Le profil des acheteurs ?
« Des particuliers, tous pays d’Europe avec une majorité en France. 30-50 ans, plutôt des hommes. »


Une technologie différente
« La question n’est pas “Qui est capable de sortir un véhicule électrique ?”. La question c’est “Qui a la batterie ?”. L’essentiel est parti sur le lithium ion. Le problème c’est qu’au-dessus d’une certaine quantité d’énergie, ça brûle. Dell avait demandé à Sony il y a quelques mois de lui fabriquer des batteries un peu plus élevées pour son ordinateur. Ils ont été obligés de rapatrier 500.000 ordinateurs. Hewlett-Packard, il y a quelques semaines, a demandé également à un autre fabricant des batteries lithium ion en quantité plus importante. Ca a brûlé. Et ça, c’est pour un kilo. Les voitures, ce sont 250 à 300 kg. Aucun constructeur de voitures n’acceptera de prendre un risque.
Nous, nous avons une technologie de polymère lithium. Le lithium est conjugué à du plastique. Notre batterie n’est donc pas liquide. Elle est solide et donc ne brûle pas. Jusqu’à la semaine prochaine, nous refusons que quiconque pénètre dans l’usine. L’important, c’est de garder sa découverte le plus longtemps possible, jusqu’à son industrialisation. Ça y est, nous y sommes. »


Médias : un quotidien payant à l’automne ?
« Le gratuit n’est pas pour nous un achèvement. Nous pensons que c’est le tremplin pour des journaux payants. C’est vrai que nous avons plusieurs projets en tête. L’un est un payant quotidien d’analyse qui pourrait être lancé à l’automne. L’autre est un hebdomadaire gratuit ou payant. Les informations vous les trouvez aujourd’hui sur le net. Personne n’ira plus vite que le digital qui toutes les 5 minutes est capable d’aller donner la nouvelle information. Mais dans cet afflux d’information, on manque souvent d’analyse c’est-à-dire de gens capables de donner des avis et des idées qu’on pourrait tirer de ces faits. »

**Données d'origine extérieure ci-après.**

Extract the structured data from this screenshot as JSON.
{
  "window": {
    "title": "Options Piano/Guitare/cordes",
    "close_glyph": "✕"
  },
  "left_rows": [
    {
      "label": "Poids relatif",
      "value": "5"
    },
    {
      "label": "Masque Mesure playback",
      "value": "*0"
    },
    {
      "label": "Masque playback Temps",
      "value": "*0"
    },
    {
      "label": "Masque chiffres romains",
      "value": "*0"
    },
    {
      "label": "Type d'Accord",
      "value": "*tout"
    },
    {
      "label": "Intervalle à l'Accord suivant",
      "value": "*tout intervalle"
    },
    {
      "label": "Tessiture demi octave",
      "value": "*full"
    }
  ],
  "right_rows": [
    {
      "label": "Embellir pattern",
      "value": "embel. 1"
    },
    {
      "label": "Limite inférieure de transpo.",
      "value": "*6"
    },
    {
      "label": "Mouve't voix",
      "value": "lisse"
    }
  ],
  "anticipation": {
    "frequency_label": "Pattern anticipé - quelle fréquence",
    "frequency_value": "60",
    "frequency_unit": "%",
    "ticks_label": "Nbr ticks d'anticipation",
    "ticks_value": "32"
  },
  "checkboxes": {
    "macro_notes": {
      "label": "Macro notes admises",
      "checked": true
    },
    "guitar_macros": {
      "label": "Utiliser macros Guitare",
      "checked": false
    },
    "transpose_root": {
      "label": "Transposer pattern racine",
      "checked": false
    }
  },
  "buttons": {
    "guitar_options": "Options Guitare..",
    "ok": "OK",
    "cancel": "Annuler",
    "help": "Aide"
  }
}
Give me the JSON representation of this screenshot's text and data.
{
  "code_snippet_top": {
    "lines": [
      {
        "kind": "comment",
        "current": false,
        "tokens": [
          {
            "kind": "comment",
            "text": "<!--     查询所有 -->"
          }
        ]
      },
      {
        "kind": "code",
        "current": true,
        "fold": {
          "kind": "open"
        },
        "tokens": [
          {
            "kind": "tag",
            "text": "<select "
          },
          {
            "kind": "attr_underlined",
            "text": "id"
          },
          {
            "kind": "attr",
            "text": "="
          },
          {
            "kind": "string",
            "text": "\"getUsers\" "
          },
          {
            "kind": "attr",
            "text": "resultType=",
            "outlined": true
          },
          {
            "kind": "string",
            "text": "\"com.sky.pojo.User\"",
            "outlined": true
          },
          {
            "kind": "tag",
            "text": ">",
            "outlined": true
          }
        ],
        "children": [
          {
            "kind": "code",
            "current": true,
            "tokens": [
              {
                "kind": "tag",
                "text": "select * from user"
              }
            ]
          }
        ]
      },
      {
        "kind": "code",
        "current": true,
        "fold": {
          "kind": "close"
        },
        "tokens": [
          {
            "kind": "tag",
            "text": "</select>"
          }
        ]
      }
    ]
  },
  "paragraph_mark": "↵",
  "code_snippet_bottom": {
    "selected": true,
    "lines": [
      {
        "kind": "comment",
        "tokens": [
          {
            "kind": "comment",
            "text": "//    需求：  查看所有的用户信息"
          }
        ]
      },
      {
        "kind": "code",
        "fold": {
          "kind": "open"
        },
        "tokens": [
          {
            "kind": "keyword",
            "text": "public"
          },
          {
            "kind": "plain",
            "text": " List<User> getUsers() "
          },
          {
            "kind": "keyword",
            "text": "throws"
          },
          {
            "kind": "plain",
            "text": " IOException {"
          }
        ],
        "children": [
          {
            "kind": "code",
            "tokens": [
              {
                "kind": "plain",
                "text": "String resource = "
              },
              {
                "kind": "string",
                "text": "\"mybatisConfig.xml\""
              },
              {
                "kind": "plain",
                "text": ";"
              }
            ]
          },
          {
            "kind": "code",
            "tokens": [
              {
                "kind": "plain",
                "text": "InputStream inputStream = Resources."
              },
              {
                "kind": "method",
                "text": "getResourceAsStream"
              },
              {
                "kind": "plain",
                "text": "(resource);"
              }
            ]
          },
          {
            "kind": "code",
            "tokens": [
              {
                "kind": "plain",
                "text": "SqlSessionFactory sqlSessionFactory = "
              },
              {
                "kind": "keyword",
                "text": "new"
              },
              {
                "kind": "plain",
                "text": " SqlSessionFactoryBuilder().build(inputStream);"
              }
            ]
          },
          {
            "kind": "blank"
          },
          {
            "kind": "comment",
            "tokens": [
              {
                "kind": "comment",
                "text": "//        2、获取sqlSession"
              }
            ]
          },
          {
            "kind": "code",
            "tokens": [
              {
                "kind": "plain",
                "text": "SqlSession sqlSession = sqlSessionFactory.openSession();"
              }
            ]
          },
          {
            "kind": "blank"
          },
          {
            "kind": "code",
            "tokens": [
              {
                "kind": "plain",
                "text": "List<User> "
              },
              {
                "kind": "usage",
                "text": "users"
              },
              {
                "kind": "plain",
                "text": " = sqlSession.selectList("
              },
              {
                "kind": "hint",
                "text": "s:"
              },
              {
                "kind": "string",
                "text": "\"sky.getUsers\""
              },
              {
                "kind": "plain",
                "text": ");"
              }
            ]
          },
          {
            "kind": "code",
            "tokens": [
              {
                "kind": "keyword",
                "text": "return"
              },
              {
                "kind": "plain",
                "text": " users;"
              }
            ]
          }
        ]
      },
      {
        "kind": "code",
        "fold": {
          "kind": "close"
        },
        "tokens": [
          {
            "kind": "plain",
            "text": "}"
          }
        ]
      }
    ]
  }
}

Les résultats financiers du groupe en 2009
« Toute l’année, je pense qu’on baissera de 10 ou 20 % notre chiffre d’affaires pour une raison importante, c’est qu’une partie de notre chiffre d’affaires est sur la vente de pétrole. Nous sommes intermédiaires. Mais je l’ai indiqué à la dernière assemblée, cette baisse du chiffre d’affaires cache une progression de notre résultat. La baisse du chiffre d’affaires a en fait entraîné une augmentation de nos ventes.»

La crise
« Malheureusement, je crois que la crise commence à arriver. Il y a eu un désordre financier dû à une folie. On a dit à des gens "Jouez avec l’argent. Si vous en gagnez beaucoup, on vous en donnera beaucoup. Si vous en perdez beaucoup, vous ne perdrez rien". Donc les gens se sont mis à faire n’importe quoi. Ça a duré cinq ans, dix ans, peu importe. C’est un désordre financier très dommageable mais qui a représenté des pertes pas dramatiques à l’échelle de la planète . Par contre, maintenant, on va vivre la crise. Le chômage va commencer à arriver. Il a déjà commencé depuis quelques mois mais ça va continuer avec la cohorte des drames qui vont autour. Je pense donc que la crise est devant nous et pas du tout derrière.
Nous rentrons dans la période difficile. Ensuite, eu égard à l’argent qui a été mis au niveau mondial dans les circuits économiques, vous allez connaître ce qu’on appelle l’inflation. Parce que l’économie mondiale ne s’en sortira que par de l’inflation. Et là, évidemment, c’est très très compliqué comme gestion. Il faut aller vous endetter pour aller investir dans des biens durables. C’est un peu compliqué dans des sociétés innovantes et/ou familiales. »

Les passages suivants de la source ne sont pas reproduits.